Há uma petição online para apoiar essa alteração em: 
http://www.petitiononline.com/netlivre/

Enquanto as coisas continuam imprevisíveis, não disponibilizem mais 
de 3000 arquivos em qualquer rede de compartilhamento, inclusive o 
Soulseek.  Para quem está em trackers privados populares porém 
obscuros, não vejo motivo para preocupação, mas mantenham o número 
abaixo de 3000, de qualquer maneira. Caso algum problema surgir, o 
CTS está estudando a possibilidade de, se não representar diretamente 
os réus, pelo menos oferecer algum tipo de assessoria jurídica.  Se 
você for um dos 20 felizardos, pode contatar Bruno Magrani via o 
endereço magrani arroba fgv ponto br para mais informações. 
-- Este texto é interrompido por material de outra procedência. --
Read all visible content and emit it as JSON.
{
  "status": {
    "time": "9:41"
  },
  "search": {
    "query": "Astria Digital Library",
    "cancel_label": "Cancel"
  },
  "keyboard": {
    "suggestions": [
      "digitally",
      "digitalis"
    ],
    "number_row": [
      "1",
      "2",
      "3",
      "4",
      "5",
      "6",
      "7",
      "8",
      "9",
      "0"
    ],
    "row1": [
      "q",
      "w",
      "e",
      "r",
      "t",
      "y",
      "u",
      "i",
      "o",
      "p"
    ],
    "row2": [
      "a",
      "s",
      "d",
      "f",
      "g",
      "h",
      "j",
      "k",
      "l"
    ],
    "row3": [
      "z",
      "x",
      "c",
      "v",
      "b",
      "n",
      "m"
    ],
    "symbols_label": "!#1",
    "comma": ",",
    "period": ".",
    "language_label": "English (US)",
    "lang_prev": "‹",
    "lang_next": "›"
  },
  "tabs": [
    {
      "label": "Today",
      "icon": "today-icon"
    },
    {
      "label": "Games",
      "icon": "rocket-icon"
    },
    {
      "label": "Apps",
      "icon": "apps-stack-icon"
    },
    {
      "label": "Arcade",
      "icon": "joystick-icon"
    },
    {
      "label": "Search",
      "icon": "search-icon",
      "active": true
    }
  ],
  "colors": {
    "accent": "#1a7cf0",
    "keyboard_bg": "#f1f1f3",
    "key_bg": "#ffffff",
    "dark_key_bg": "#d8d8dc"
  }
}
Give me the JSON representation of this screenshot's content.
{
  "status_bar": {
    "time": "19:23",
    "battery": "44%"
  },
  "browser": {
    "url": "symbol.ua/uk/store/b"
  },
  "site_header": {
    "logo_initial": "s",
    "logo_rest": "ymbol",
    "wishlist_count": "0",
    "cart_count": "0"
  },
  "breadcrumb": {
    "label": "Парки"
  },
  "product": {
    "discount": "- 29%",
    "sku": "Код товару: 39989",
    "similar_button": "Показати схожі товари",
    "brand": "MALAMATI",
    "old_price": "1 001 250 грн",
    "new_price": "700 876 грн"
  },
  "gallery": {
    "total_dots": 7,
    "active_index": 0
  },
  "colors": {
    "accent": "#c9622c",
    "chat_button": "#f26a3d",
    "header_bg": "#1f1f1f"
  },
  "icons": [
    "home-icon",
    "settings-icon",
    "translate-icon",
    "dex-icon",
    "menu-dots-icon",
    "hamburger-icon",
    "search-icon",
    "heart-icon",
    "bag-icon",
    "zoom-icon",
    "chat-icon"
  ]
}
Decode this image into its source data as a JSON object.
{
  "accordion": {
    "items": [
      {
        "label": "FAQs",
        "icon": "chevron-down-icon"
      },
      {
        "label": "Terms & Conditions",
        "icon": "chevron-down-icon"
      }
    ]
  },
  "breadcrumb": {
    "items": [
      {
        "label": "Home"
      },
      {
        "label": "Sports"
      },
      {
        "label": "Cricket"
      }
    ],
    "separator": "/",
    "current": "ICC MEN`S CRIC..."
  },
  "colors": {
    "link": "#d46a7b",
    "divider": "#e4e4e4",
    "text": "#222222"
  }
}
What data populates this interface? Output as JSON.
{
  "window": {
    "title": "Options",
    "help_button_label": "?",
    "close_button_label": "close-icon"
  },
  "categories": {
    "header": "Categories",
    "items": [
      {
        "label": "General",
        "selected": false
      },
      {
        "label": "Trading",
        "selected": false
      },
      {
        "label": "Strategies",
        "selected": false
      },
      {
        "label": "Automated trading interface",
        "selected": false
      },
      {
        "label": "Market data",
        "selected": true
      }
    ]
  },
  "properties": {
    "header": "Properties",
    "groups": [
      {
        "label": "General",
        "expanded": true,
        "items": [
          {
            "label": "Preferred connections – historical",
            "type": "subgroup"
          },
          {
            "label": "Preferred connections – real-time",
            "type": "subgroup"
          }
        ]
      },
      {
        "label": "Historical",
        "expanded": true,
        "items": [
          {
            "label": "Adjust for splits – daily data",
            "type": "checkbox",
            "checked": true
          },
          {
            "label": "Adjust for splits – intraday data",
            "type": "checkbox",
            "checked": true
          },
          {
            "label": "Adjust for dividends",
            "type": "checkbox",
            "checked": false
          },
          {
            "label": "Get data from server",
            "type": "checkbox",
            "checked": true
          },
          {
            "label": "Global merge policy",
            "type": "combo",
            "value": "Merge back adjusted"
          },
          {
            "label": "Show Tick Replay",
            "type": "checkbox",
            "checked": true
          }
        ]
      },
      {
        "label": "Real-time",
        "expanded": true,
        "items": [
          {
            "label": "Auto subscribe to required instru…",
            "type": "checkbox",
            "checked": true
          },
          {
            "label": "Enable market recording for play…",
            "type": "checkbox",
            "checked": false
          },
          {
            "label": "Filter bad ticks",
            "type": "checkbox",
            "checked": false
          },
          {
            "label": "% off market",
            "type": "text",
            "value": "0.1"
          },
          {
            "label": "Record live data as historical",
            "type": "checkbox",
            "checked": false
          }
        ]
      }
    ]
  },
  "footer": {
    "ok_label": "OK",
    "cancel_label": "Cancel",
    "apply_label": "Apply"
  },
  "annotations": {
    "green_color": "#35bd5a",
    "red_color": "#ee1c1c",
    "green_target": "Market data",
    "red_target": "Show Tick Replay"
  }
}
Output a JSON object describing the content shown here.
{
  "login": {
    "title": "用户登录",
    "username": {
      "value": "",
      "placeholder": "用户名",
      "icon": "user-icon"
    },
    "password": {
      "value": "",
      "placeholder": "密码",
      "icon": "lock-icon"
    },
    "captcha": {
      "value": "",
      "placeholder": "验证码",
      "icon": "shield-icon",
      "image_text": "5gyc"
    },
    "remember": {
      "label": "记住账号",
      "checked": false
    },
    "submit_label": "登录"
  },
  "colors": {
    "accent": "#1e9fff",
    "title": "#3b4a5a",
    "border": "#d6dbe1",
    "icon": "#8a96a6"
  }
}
Interessante mencionar que esta ação da IFPI vem, curiosamente, na 
esteira de uma mega-operação anti-pirataria chamada I-Commerce 
(Illegal Commerce). Como dano colateral da operação, o maior site de 
legendas do Brasil, o Legendaz, saiu do ar. Parece que o responsável 
pelo site também vendia, em um link semi-secreto no mesmo domínio, 
filmes piratas. Muito inteligente. Alguns outros sites de legenda, e 
o Compartilhando.org, fecharam por medo de represálias, em efeito 
dominó. E o maior rival do Legendaz, o Só Séries, festeja não sem uma 
dose enorme de Schadenfreude, o destino do webmaster do Legendaz. 

Veja "festejo" no forum do site Soseries:
http://www.soseries.com/forum/index.php?showtopic=979

Agrupando um grupo de ações a outras totalmente diferentes -- umas 
contra piratas de verdade, outras contra usuários de redes p2p --, 
prossegue a associação da pirataria ao compartilhamento de arquivos, 
algo longe de ser coerente, mas que a imprensa segue perpetuando. Não 
parece ter sido coincidência que a operação I-Commerce e o anúncio da 
IFPI tenham ocorrido em sucessão imediata.  Sob o rótulo odioso da 
pirataria, é mais fácil atacar na mídia -- e em juízo, se o juiz for 
desinformado -- milhares de usuários de redes de compartilhamento. 
Estratégia de propaganda básica, mas eficaz.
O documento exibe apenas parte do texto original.